When Dr Christiaan Barnard and his colleagues performed the first successful human heart transplant in 1967, teamwork before, during and after surgery would have been key to extending the boundaries of medicine. Like other life-saving advances, the operation is now routine. It is to be expected that we would have become blasé about it, except when it affects someone close to us.
But the teamwork required and priority of patient safety remain anything but routine. We are reminded of this by the findings of an investigation into a potential tragedy at Queen Mary Hospital in May, when a woman patient was given a mismatched heart. Happily the 58-year-old recipient has not rejected the organ and is expected to be sent home in a month.
A panel formed by the Hospital Authority found multiple reasons for the blunder without holding any single person responsible. It cited lack of information and communication in the heart transplant service, and a lack of manpower, specialist training and proper role delineation.

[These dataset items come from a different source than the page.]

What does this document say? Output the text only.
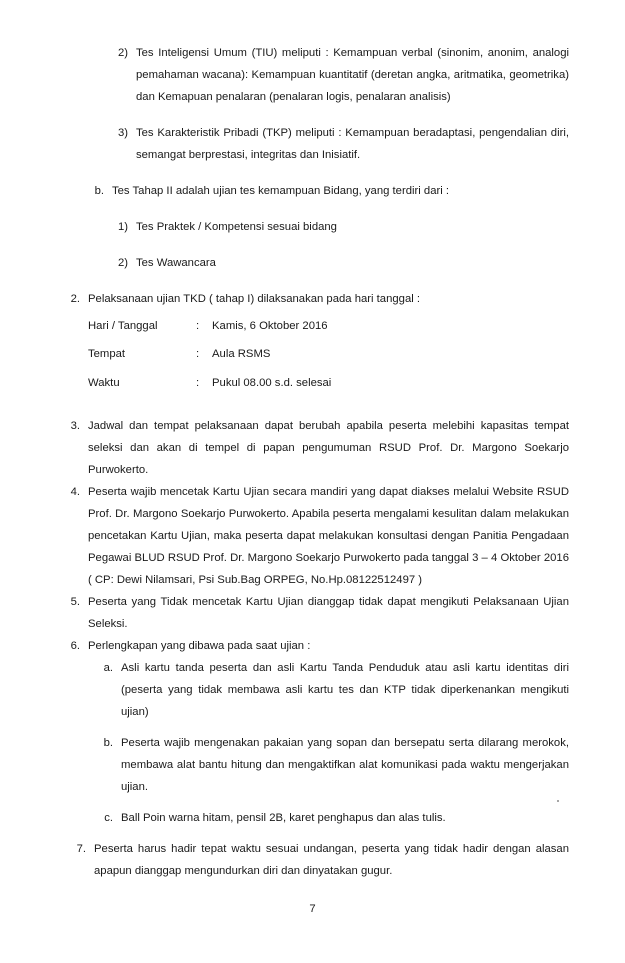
2) Tes Inteligensi Umum (TIU) meliputi : Kemampuan verbal (sinonim, anonim, analogi pemahaman wacana): Kemampuan kuantitatif (deretan angka, aritmatika, geometrika) dan Kemapuan penalaran (penalaran logis, penalaran analisis)
3) Tes Karakteristik Pribadi (TKP) meliputi : Kemampuan beradaptasi, pengendalian diri, semangat berprestasi, integritas dan Inisiatif.
b. Tes Tahap II adalah ujian tes kemampuan Bidang, yang terdiri dari :
1) Tes Praktek / Kompetensi sesuai bidang
2) Tes Wawancara
2. Pelaksanaan ujian TKD ( tahap I) dilaksanakan pada hari tanggal :
Hari / Tanggal	:	Kamis, 6 Oktober 2016
Tempat	:	Aula RSMS
Waktu	:	Pukul 08.00 s.d. selesai
3. Jadwal dan tempat pelaksanaan dapat berubah apabila peserta melebihi kapasitas tempat seleksi dan akan di tempel di papan pengumuman RSUD Prof. Dr. Margono Soekarjo Purwokerto.
4. Peserta wajib mencetak Kartu Ujian secara mandiri yang dapat diakses melalui Website RSUD Prof. Dr. Margono Soekarjo Purwokerto. Apabila peserta mengalami kesulitan dalam melakukan pencetakan Kartu Ujian, maka peserta dapat melakukan konsultasi dengan Panitia Pengadaan Pegawai BLUD RSUD Prof. Dr. Margono Soekarjo Purwokerto pada tanggal 3 – 4 Oktober 2016 ( CP: Dewi Nilamsari, Psi Sub.Bag ORPEG, No.Hp.08122512497 )
5. Peserta yang Tidak mencetak Kartu Ujian dianggap tidak dapat mengikuti Pelaksanaan Ujian Seleksi.
6. Perlengkapan yang dibawa pada saat ujian :
a. Asli kartu tanda peserta dan asli Kartu Tanda Penduduk atau asli kartu identitas diri (peserta yang tidak membawa asli kartu tes dan KTP tidak diperkenankan mengikuti ujian)
b. Peserta wajib mengenakan pakaian yang sopan dan bersepatu serta dilarang merokok, membawa alat bantu hitung dan mengaktifkan alat komunikasi pada waktu mengerjakan ujian.
c. Ball Poin warna hitam, pensil 2B, karet penghapus dan alas tulis.
7. Peserta harus hadir tepat waktu sesuai undangan, peserta yang tidak hadir dengan alasan apapun dianggap mengundurkan diri dan dinyatakan gugur.
7
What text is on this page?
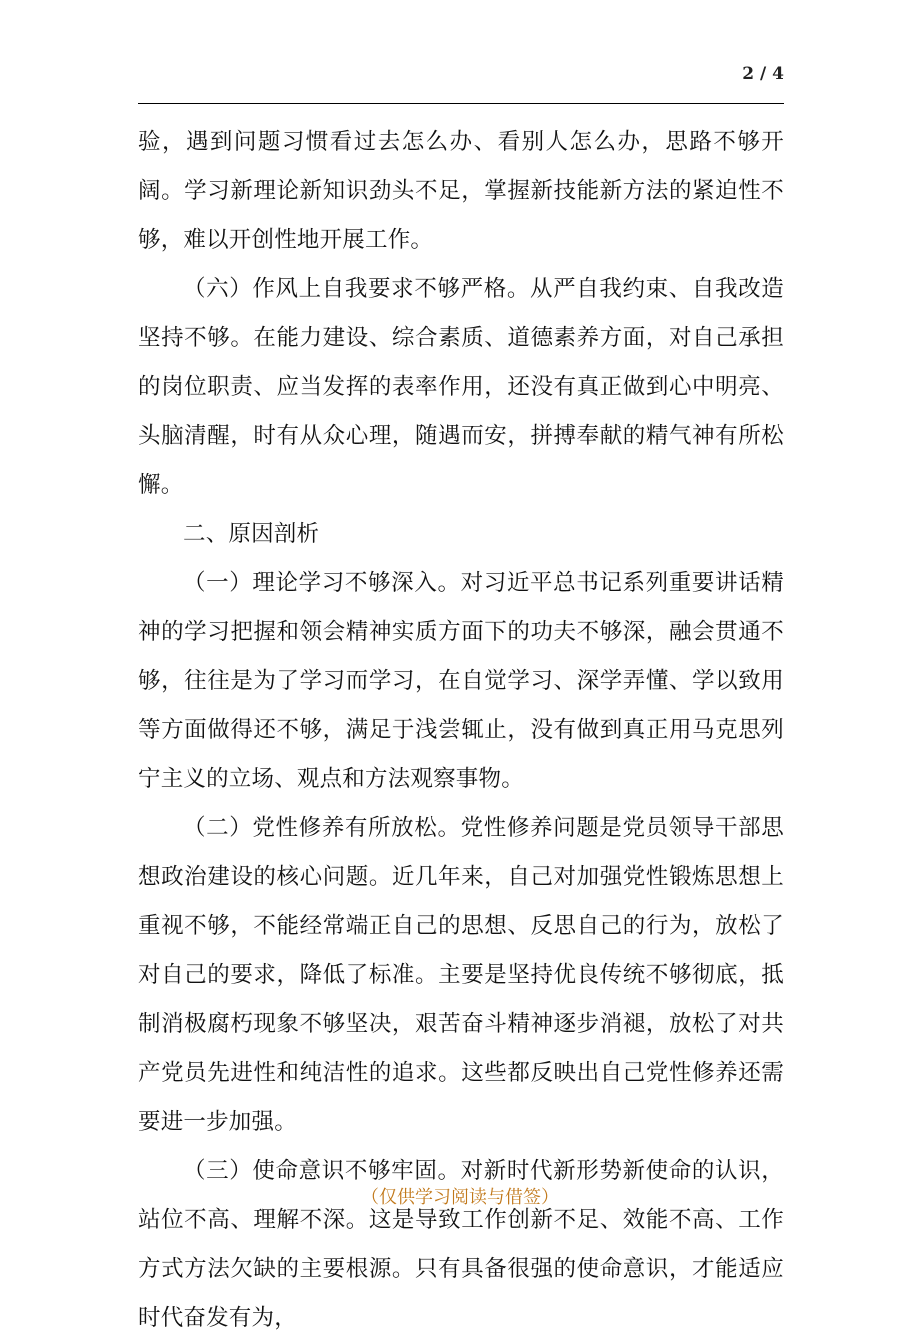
2 / 4

验，遇到问题习惯看过去怎么办、看别人怎么办，思路不够开阔。学习新理论新知识劲头不足，掌握新技能新方法的紧迫性不够，难以开创性地开展工作。

（六）作风上自我要求不够严格。从严自我约束、自我改造坚持不够。在能力建设、综合素质、道德素养方面，对自己承担的岗位职责、应当发挥的表率作用，还没有真正做到心中明亮、头脑清醒，时有从众心理，随遇而安，拼搏奉献的精气神有所松懈。

二、原因剖析

（一）理论学习不够深入。对习近平总书记系列重要讲话精神的学习把握和领会精神实质方面下的功夫不够深，融会贯通不够，往往是为了学习而学习，在自觉学习、深学弄懂、学以致用等方面做得还不够，满足于浅尝辄止，没有做到真正用马克思列宁主义的立场、观点和方法观察事物。

（二）党性修养有所放松。党性修养问题是党员领导干部思想政治建设的核心问题。近几年来，自己对加强党性锻炼思想上重视不够，不能经常端正自己的思想、反思自己的行为，放松了对自己的要求，降低了标准。主要是坚持优良传统不够彻底，抵制消极腐朽现象不够坚决，艰苦奋斗精神逐步消褪，放松了对共产党员先进性和纯洁性的追求。这些都反映出自己党性修养还需要进一步加强。

（三）使命意识不够牢固。对新时代新形势新使命的认识，站位不高、理解不深。这是导致工作创新不足、效能不高、工作方式方法欠缺的主要根源。只有具备很强的使命意识，才能适应时代奋发有为，

（仅供学习阅读与借签）
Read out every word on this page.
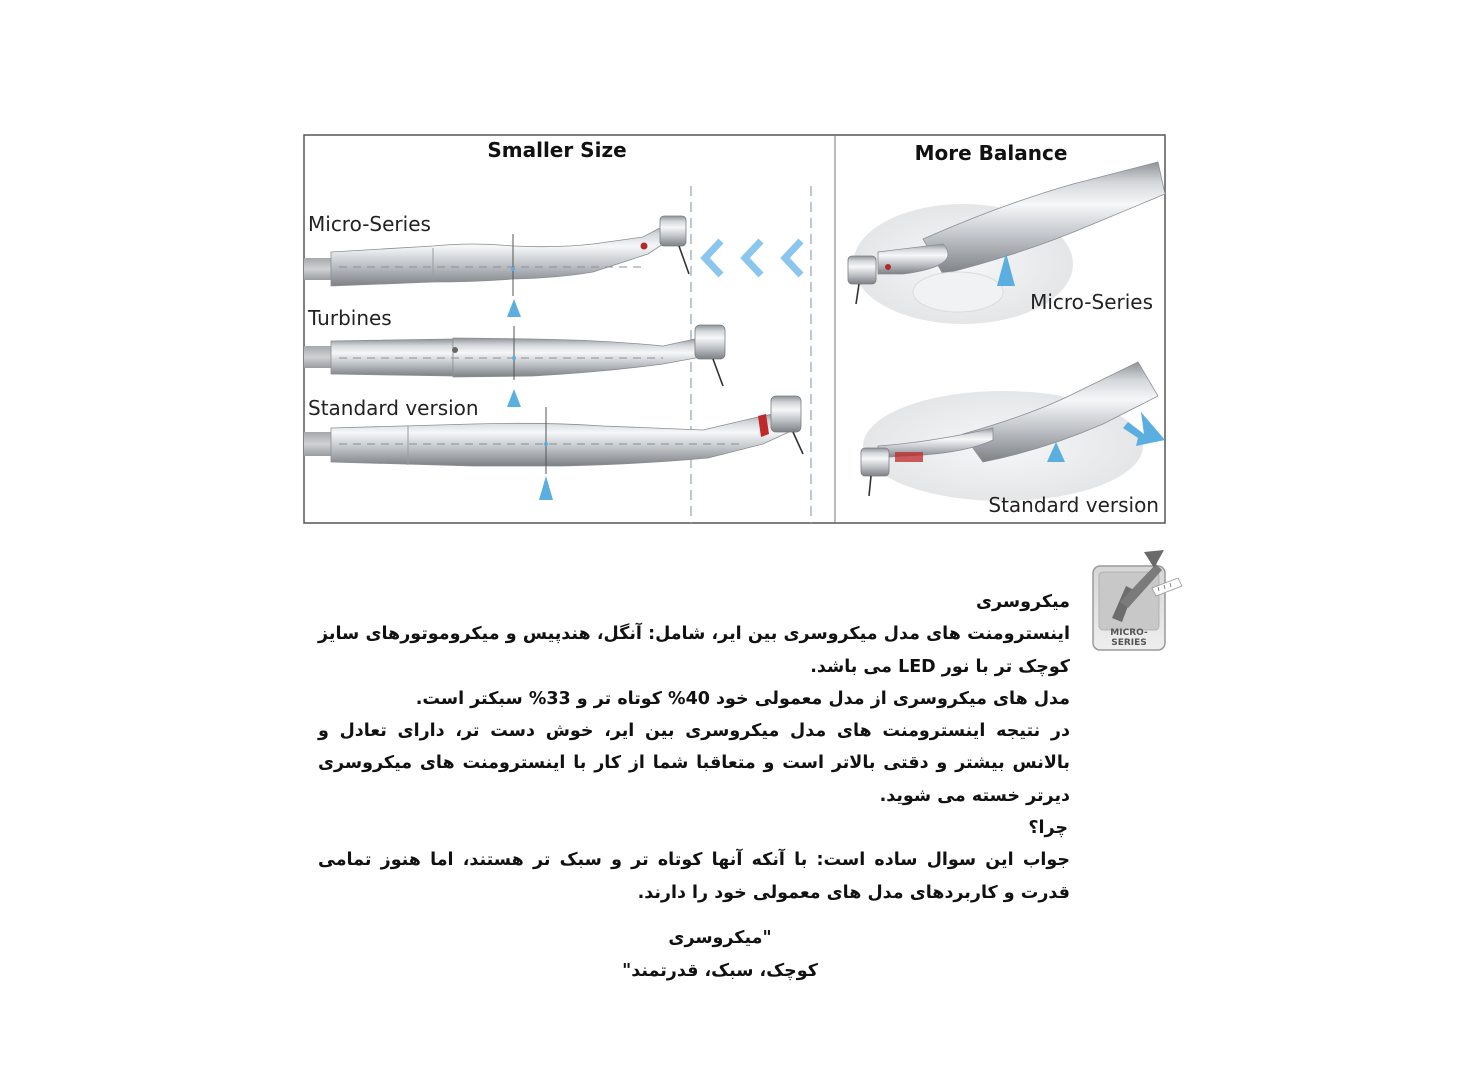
Smaller Size	More Balance
Micro-Series
Turbines
Standard version
Micro-Series
Standard version
MICRO-
SERIES

میکروسری

اینسترومنت های مدل میکروسری بین ایر، شامل: آنگل، هندپیس و میکروموتورهای سایز کوچک تر با نور LED می باشد.

مدل های میکروسری از مدل معمولی خود 40% کوتاه تر و 33% سبکتر است.

در نتیجه اینسترومنت های مدل میکروسری بین ایر، خوش دست تر، دارای تعادل و بالانس بیشتر و دقتی بالاتر است و متعاقبا شما از کار با اینسترومنت های میکروسری دیرتر خسته می شوید.

چرا؟

جواب این سوال ساده است: با آنکه آنها کوتاه تر و سبک تر هستند، اما هنوز تمامی قدرت و کاربردهای مدل های معمولی خود را دارند.

"میکروسری

کوچک، سبک، قدرتمند"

Pending a sweeping reorganisation of the authority’s transplant protocols, an information system that automatically verifies compatibility between heart donors and recipients will be set up in three to six months as an interim measure.
It is nearly four years since the authority sent special teams into public hospital wards to monitor compliance with patient-safety guidelines. This followed a spate of medical blunders involving repetition of the same kinds of mistakes in routine procedures. One hospital chief blamed lack of teamwork and co-operation among frontline staff. Such lack of communication opens the door to mistakes, of which the heart-transplant blunder is the latest example. That said, not many have surfaced in recent times. A policy of openness and transparency – revealing incidents promptly along with remedial action – seems to have reinforced patient safety. We trust it will be maintained for the sake of public confidence.